But this isn’t Eric’s most famous 3-1 cascading phrase. That honor of course goes to the one that powers the intro to his breakout hit, Cliffs of Dover:

Cliffs Cascade

 

Like the 3-1 that we just examined, this is really two licks in one. The first half is a self-contained box position phrase at the twelfth fret that kicks off with the famous thunderous open E:

Cliffs Blues

 

He follows the open string with the world’s juciest 15th fret bend, as well as a few melodic devices we’ve already seen: the top-string melodic sequence from the pickups, the three-note stretch on the second string that powers the legato turnaround, and some more juicy bends.

From there, the action moves down to the third position of the pentatonic scale, skipping the fifth and fourth positions entirely. The 3-1 cascade then begins with the chromatic version of the third position motif, which ends just as we’ve come to expect, with the V-I anchor notes. But rather than pause for dramatic effect, this time the lick keeps moving — and picking up speed as it goes. In fact, the anchor notes themselves become the connection between the third position and the second.

But how exactly this happens is up for debate. Whether the middle finger — the final anchor note — actually slides down the B string to the third fret, or whether the index finger simply steps in behind it, is unclear. Sliding would of course be the more Johnson-esque solution, and there is indeed a tiny change in articulation on the recording that could support a slide to the third fret:

Cliffs 2-1 Cascade Slide Connection

 

There are also several other examples on the Austin City Limits performance which support sliding away from the “motif” on the B string, albeit not at this kind of speed. So let’s call it… inconclusive!

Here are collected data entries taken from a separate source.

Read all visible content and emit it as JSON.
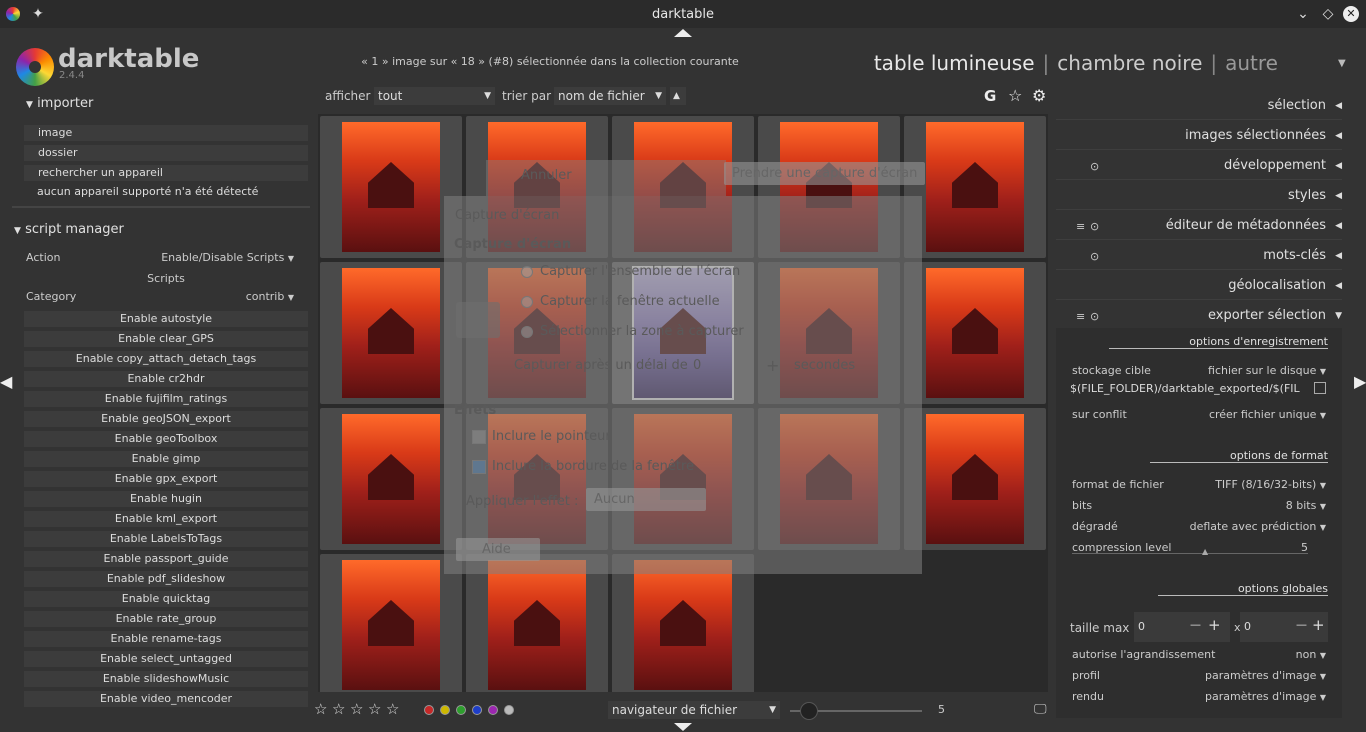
{
  "window": {
    "title": "darktable"
  },
  "header": {
    "app_name": "darktable",
    "version": "2.4.4",
    "collection_info": "« 1 » image sur « 18 » (#8) sélectionnée dans la collection courante",
    "views": {
      "lighttable": "table lumineuse",
      "darkroom": "chambre noire",
      "other": "autre"
    }
  },
  "left": {
    "import": {
      "title": "importer",
      "buttons": [
        "image",
        "dossier",
        "rechercher un appareil",
        "aucun appareil supporté n'a été détecté"
      ]
    },
    "script_manager": {
      "title": "script manager",
      "action_label": "Action",
      "action_value": "Enable/Disable Scripts",
      "scripts_label": "Scripts",
      "category_label": "Category",
      "category_value": "contrib",
      "scripts": [
        "Enable autostyle",
        "Enable clear_GPS",
        "Enable copy_attach_detach_tags",
        "Enable cr2hdr",
        "Enable fujifilm_ratings",
        "Enable geoJSON_export",
        "Enable geoToolbox",
        "Enable gimp",
        "Enable gpx_export",
        "Enable hugin",
        "Enable kml_export",
        "Enable LabelsToTags",
        "Enable passport_guide",
        "Enable pdf_slideshow",
        "Enable quicktag",
        "Enable rate_group",
        "Enable rename-tags",
        "Enable select_untagged",
        "Enable slideshowMusic",
        "Enable video_mencoder"
      ]
    }
  },
  "toolbar": {
    "show_label": "afficher",
    "show_value": "tout",
    "sort_label": "trier par",
    "sort_value": "nom de fichier",
    "sort_dir_icon": "▲",
    "icons": [
      "G",
      "☆",
      "⚙"
    ]
  },
  "screenshot_dialog": {
    "cancel": "Annuler",
    "take": "Prendre une capture d'écran",
    "title": "Capture d'écran",
    "section": "Capture d'écran",
    "opt_entire": "Capturer l'ensemble de l'écran",
    "opt_window": "Capturer la fenêtre actuelle",
    "opt_area": "Sélectionner la zone à capturer",
    "delay_label": "Capturer après un délai de",
    "delay_value": "0",
    "delay_unit": "secondes",
    "effects_title": "Effets",
    "include_pointer": "Inclure le pointeur",
    "include_border": "Inclure la bordure de la fenêtre",
    "apply_effect_label": "Appliquer l'effet :",
    "apply_effect_value": "Aucun",
    "help": "Aide"
  },
  "bottom": {
    "stars": [
      "☆",
      "☆",
      "☆",
      "☆",
      "☆"
    ],
    "color_labels": [
      "#c62828",
      "#cdb800",
      "#2e9e2e",
      "#1e3ec8",
      "#9c27b0",
      "#bbbbbb"
    ],
    "navigator": "navigateur de fichier",
    "zoom": "5"
  },
  "right": {
    "modules": [
      "sélection",
      "images sélectionnées",
      "développement",
      "styles",
      "éditeur de métadonnées",
      "mots-clés",
      "géolocalisation",
      "exporter sélection"
    ],
    "export": {
      "storage_header": "options d'enregistrement",
      "target_label": "stockage cible",
      "target_value": "fichier sur le disque",
      "path": "$(FILE_FOLDER)/darktable_exported/$(FIL",
      "conflict_label": "sur conflit",
      "conflict_value": "créer fichier unique",
      "format_header": "options de format",
      "format_label": "format de fichier",
      "format_value": "TIFF (8/16/32-bits)",
      "bits_label": "bits",
      "bits_value": "8 bits",
      "compress_label": "dégradé",
      "compress_value": "deflate avec prédiction",
      "level_label": "compression level",
      "level_value": "5",
      "global_header": "options globales",
      "maxsize_label": "taille max",
      "w": "0",
      "h": "0",
      "x": "x",
      "upscale_label": "autorise l'agrandissement",
      "upscale_value": "non",
      "profile_label": "profil",
      "profile_value": "paramètres d'image",
      "intent_label": "rendu",
      "intent_value": "paramètres d'image"
    }
  }
}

Regardless, once at the second position, the home stretch is fairly straightforward: two sequences of five and one sequence of four cycle the pattern down to the D string. Then the nearly universal box- position sextuplet chunk drives the phrase to its finish on the open E string. Here’s what the whole sequence looks like fretted rather than sliding:

Cliffs 2-1 Cascade

 

By themselves, the components of long, sophisticated phrases like this are relatively straightforward to execute. The picking patterns are already designed to be fast and efficient. And guitar fingerings don’t get much simpler than two pentatonic notes on a string. But burning these building blocks into long-term memory, so they can be linked like this on the fly, will take time. The broad similarity of most of Eric’s descending playing is the hint: these lines are simply not that different from one another. And many contain entire chains of identical phrases. What this means is that, while these lines appear spontaneous, it’s a bit of an illusion. The linking is, for the most part, memorized — burned in by rote as a result of years of repetition. This is how habits are formed, and how styles are built. Simply incorporating these fundamental patterns into everyday playing and composition, with no particular emphasis on speed, and no particular deadline for mastery, is how that burn-in happens.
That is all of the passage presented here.